In some sense the confidence measure associated with the citation maybe should be at the assertion level as well to capture your own subjective measure should you choose.

The measure of credibility for the source is intended to be for the source as a whole and may not be applicable to all sources. For example the source type might be a authored/narrative work, and the author might be considered an expert in their field, like Robert Charles Anderson. Or it could be authored by someone unheard of to you in which case it may contain more questionable material you would want to confirm for yourself. Or some of the stories passed down about the family history perhaps came from the Uncle everyone knew liked to spin tall tales, so there could be some truth in them but they are largely unsubstantiated.

I am not sure if anyone is aware of either of these evidence based Genealogy applications, they both take a different approach to things building from bottom up instead of top down:

https://www.centurial.net/en/blog/2019/2/15/evidence-based-genealogy-part-1-what-is-evidence

https://evidentiasoftware.com/evidentia-step-step-part-1/

Clooz are also a research tool that have a more document(source) focus approach.

The new version 4, will have a lot of new features and look really great (i’m beta testing it).

It will sync with both Legacy and RootsMagick, and can read/write gedcom to “sync” other software.
At the moment only Windows.

Problem with Centurial, Evidentia and Clooz, is that neither do sync with Gramps database or xml, and gedcom is a lossy/limited fileformat for lineage-linked research only.

Thank you I was not aware of that one and will take a look at that now too!

Each of these has been useful to examine.

The Centurial approach clearly recognizes that correlation is part of the analysis process that turns an assertion into evidence.

The Clooz document construct captures all of the information in a source citation and in doing so all the possible assertions. The process of merging people is the correlation step.

The Evidentia approach walks through the analysis of the information, breaking the citation information down into claims and further into specific assertions classifying things along the way. Claims in Evidentia are higher order assertions about assertions, something the GENTECH model recognizes, that help capture more of the information analysis process.

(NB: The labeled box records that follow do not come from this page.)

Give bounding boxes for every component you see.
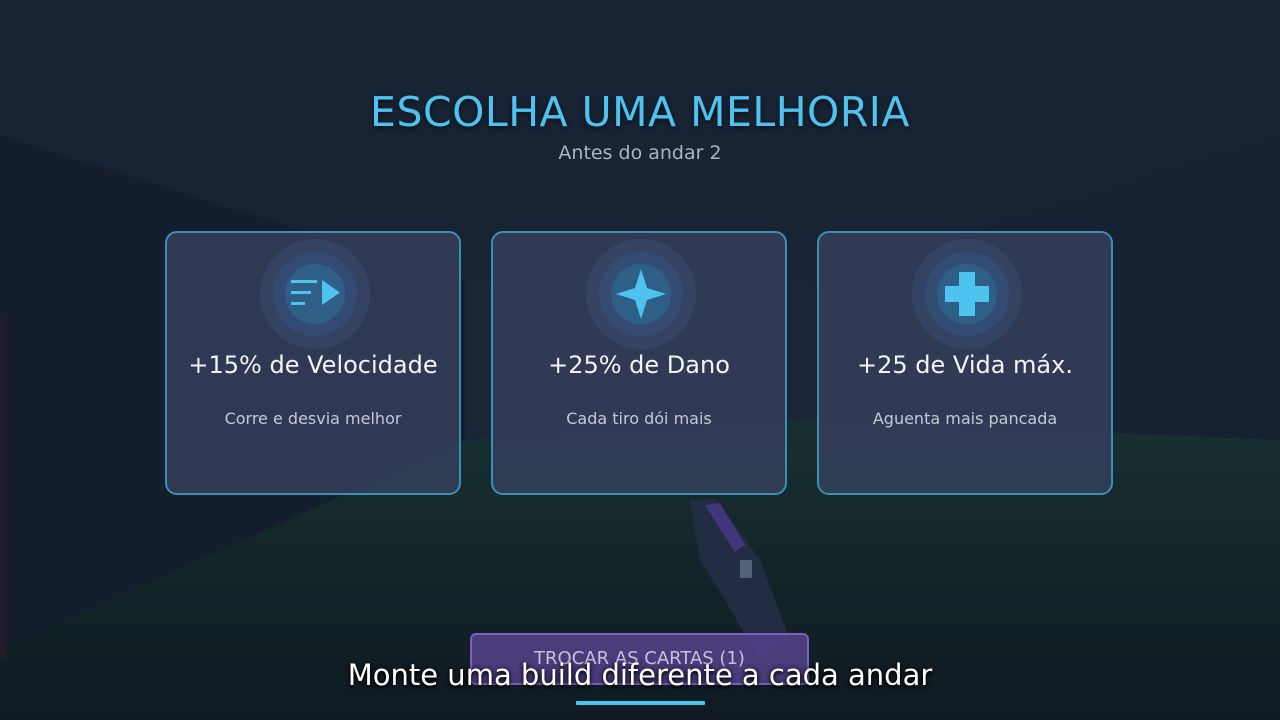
card-title: +15% de Velocidade: [188, 351, 438, 379]
page-subtitle: Antes do andar 2: [558, 142, 722, 164]
upgrade-card-speed[interactable]: +15% de Velocidade Corre e desvia melhor: [165, 231, 461, 495]
upgrade-card-damage[interactable]: +25% de Dano Cada tiro dói mais: [491, 231, 787, 495]
card-title: +25% de Dano: [548, 351, 730, 379]
upgrade-card-health[interactable]: +25 de Vida máx. Aguenta mais pancada: [817, 231, 1113, 495]
subtitle-caption: Monte uma build diferente a cada andar: [347, 658, 933, 692]
speed-arrow-icon: [260, 239, 370, 349]
health-cross-icon: [912, 239, 1022, 349]
page-title: ESCOLHA UMA MELHORIA: [370, 88, 910, 136]
card-description: Corre e desvia melhor: [224, 409, 402, 428]
card-description: Aguenta mais pancada: [872, 409, 1058, 428]
card-description: Cada tiro dói mais: [566, 409, 712, 428]
damage-star-icon: [586, 239, 696, 349]
caption-underline: [576, 701, 705, 705]
card-title: +25 de Vida máx.: [857, 351, 1073, 379]
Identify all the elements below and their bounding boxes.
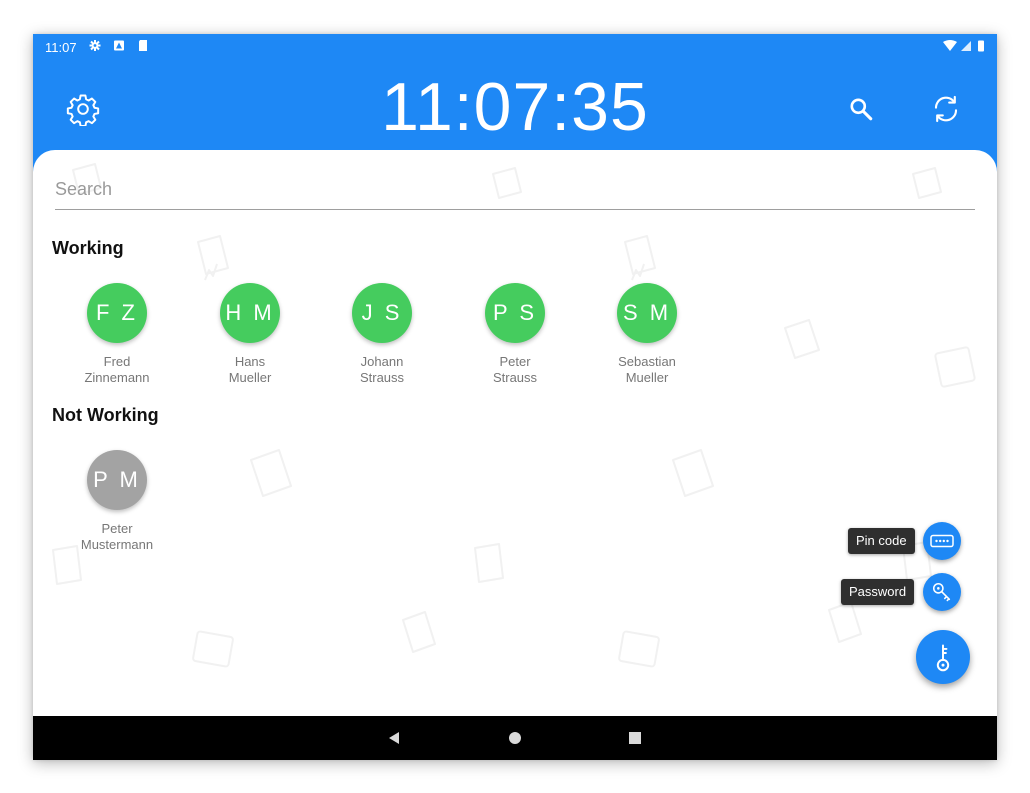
search-field[interactable] — [55, 170, 975, 210]
system-nav-bar — [33, 716, 997, 760]
home-icon — [509, 732, 521, 744]
pin-code-button[interactable] — [923, 522, 961, 560]
battery-icon — [978, 40, 984, 52]
status-right-icons — [943, 40, 984, 52]
content-sheet: Working F Z Fred Zinnemann H M Hans Muel… — [33, 150, 997, 716]
employee-name: Hans Mueller — [195, 354, 305, 386]
home-button[interactable] — [503, 726, 527, 750]
employee-card-sebastian-mueller[interactable]: S M Sebastian Mueller — [592, 283, 702, 386]
key-icon — [936, 644, 950, 672]
avatar: P S — [485, 283, 545, 343]
employee-name: Peter Mustermann — [62, 521, 172, 553]
avatar: P M — [87, 450, 147, 510]
first-name: Hans — [234, 354, 266, 369]
last-name: Mueller — [228, 370, 272, 385]
back-button[interactable] — [382, 726, 406, 750]
first-name: Peter — [101, 521, 133, 536]
tablet-screen: 11:07 11:07:35 Search Working F Z Fred Z… — [33, 34, 997, 760]
section-title-not-working: Not Working — [52, 405, 159, 425]
login-menu-fab[interactable] — [916, 630, 970, 684]
key-icon — [932, 582, 951, 602]
password-button[interactable] — [923, 573, 961, 611]
section-title-working: Working — [52, 238, 124, 258]
first-name: Sebastian — [618, 354, 676, 369]
back-icon — [389, 732, 399, 744]
search-button[interactable] — [841, 89, 881, 129]
pin-code-icon — [930, 534, 954, 548]
wifi-icon — [943, 40, 957, 51]
last-name: Mueller — [625, 370, 669, 385]
first-name: Peter — [499, 354, 531, 369]
sd-card-icon — [139, 40, 147, 51]
password-label[interactable]: Password — [841, 579, 915, 605]
sync-icon — [934, 95, 958, 123]
settings-small-icon — [89, 40, 101, 51]
last-name: Mustermann — [80, 537, 154, 552]
first-name: Johann — [360, 354, 404, 369]
employee-name: Peter Strauss — [460, 354, 570, 386]
recents-icon — [629, 732, 641, 744]
sync-button[interactable] — [926, 89, 966, 129]
recents-button[interactable] — [623, 726, 647, 750]
avatar: H M — [220, 283, 280, 343]
search-input[interactable] — [55, 174, 975, 204]
last-name: Strauss — [492, 370, 538, 385]
employee-card-fred-zinnemann[interactable]: F Z Fred Zinnemann — [62, 283, 172, 386]
first-name: Fred — [103, 354, 131, 369]
background-pattern — [52, 163, 976, 668]
employee-card-johann-strauss[interactable]: J S Johann Strauss — [327, 283, 437, 386]
employee-card-hans-mueller[interactable]: H M Hans Mueller — [195, 283, 305, 386]
last-name: Strauss — [359, 370, 405, 385]
employee-name: Sebastian Mueller — [592, 354, 702, 386]
notification-icon — [114, 40, 124, 51]
status-time: 11:07 — [45, 40, 77, 55]
last-name: Zinnemann — [84, 370, 150, 385]
employee-card-peter-strauss[interactable]: P S Peter Strauss — [460, 283, 570, 386]
pin-code-label[interactable]: Pin code — [848, 528, 915, 554]
employee-card-peter-mustermann[interactable]: P M Peter Mustermann — [62, 450, 172, 553]
avatar: F Z — [87, 283, 147, 343]
signal-icon — [961, 41, 971, 51]
search-icon — [850, 98, 873, 121]
employee-name: Fred Zinnemann — [62, 354, 172, 386]
avatar: S M — [617, 283, 677, 343]
employee-name: Johann Strauss — [327, 354, 437, 386]
avatar: J S — [352, 283, 412, 343]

The whole process flow really forces you to document your analysis and conclusions.

In all cases assertions are about a persona, and the conclusions about a person are built up from combining or merging the personas.

To support this better it seems like a separate Persona object is needed, and the Person object would represent the research conclusions and have a corresponding persona_list maybe.

I guess what I’m trying to get my head around is can Gramps evolve to support both the legacy lineage-linked model and this other sort of evidence-linked or document-linked model at the same time.

This, too, is something you could prototype in the current data model. You could create multiple Person objects for a single (real-life) person, and give all but one of them a tag or attribute identifying them as a “persona” so that you can easily filter them out of views, reports, etc. Then, create Associations from the real person to the personae. Anything you do to the real person would be considered your conclusions, while anything attached to the persona would be all of the evidence. You would only need to do this as the need arises, and probably not for the vast majority of your people.

I haven’t thought through all of the implications for Families and Events, but again this is just for purposes of prototyping, not an actual solution (unless it turns out to be surprisingly robust). As part of the effort, you’d probably need to customize or create a few gramplets (or if you’re more comfortable with SQL than Python, export your database to SQLite and write queries).

1 Like

Yeah that could work for prototyping.

I see GEPS 040 considers Persona and I was not aware of the Form Gramplet and am starting to look at that now.